In June 1991, nearly a year after the city agreed to the arena deal, Ackerley announced that the project would not move forward. Increasing project costs, legal disputes, and inability to secure construction financing were cited as reasons to drop the project. Only around 30 of the 70 luxury suites were sold and the Ackerleys were unable to find a corporate buyer for naming rights. Ackerley Communications profits were down, which also contributed to the financing difficulties. A state Supreme Court case brought by Seattle Center employees challenged the constitutionality of the arena deal, while potential lawsuits from the Mariners and trade show organizers and possible legal challenges to environmental review of the project loomed.

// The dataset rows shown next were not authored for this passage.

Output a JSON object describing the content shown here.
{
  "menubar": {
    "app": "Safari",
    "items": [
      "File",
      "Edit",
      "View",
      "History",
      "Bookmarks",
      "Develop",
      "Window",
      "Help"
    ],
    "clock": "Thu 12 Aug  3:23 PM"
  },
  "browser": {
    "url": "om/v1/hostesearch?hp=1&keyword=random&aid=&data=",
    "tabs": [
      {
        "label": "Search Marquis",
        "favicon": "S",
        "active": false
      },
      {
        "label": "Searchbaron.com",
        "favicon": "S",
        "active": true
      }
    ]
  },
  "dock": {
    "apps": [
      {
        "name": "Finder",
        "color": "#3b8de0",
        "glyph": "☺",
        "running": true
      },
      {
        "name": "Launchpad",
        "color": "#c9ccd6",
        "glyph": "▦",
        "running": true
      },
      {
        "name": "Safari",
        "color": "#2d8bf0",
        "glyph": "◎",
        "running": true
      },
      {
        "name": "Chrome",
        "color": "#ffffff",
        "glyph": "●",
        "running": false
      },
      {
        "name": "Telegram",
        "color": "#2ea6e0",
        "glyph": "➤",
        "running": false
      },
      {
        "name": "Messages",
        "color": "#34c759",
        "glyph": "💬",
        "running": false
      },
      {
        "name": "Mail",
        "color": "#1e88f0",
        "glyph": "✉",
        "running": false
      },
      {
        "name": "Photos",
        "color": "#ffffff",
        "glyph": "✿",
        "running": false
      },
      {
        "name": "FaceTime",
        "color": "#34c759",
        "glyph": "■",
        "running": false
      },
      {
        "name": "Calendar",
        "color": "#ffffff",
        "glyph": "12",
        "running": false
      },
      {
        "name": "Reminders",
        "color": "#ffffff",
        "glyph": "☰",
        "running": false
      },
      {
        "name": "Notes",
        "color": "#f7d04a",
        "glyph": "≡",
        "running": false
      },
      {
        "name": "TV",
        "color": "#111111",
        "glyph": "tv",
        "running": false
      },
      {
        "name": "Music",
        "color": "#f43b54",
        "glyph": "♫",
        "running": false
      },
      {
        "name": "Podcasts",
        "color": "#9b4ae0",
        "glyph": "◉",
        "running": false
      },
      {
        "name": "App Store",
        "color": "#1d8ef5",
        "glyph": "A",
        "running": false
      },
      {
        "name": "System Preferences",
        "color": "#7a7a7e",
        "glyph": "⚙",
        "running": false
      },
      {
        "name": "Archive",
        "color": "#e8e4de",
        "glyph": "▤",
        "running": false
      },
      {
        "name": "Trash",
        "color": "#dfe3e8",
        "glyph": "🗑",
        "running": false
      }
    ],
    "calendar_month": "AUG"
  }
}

Seattle Center Arena was extensively remodeled in 1995 for the Sonics. In 2000, Ackerley and his wife Ginger launched the Seattle Storm of the WNBA. Both the SuperSonics and Storm were sold in 2001 to Howard Schultz.

===Personal life and death===
Ackerley died on March 21, 2011, two days after suffering a stroke. Ackerly had two daughters, Elizabeth Allyn Ackerly Daiber and Julia Allyson Ackerly, from a previous relationship with Jean Mortenson.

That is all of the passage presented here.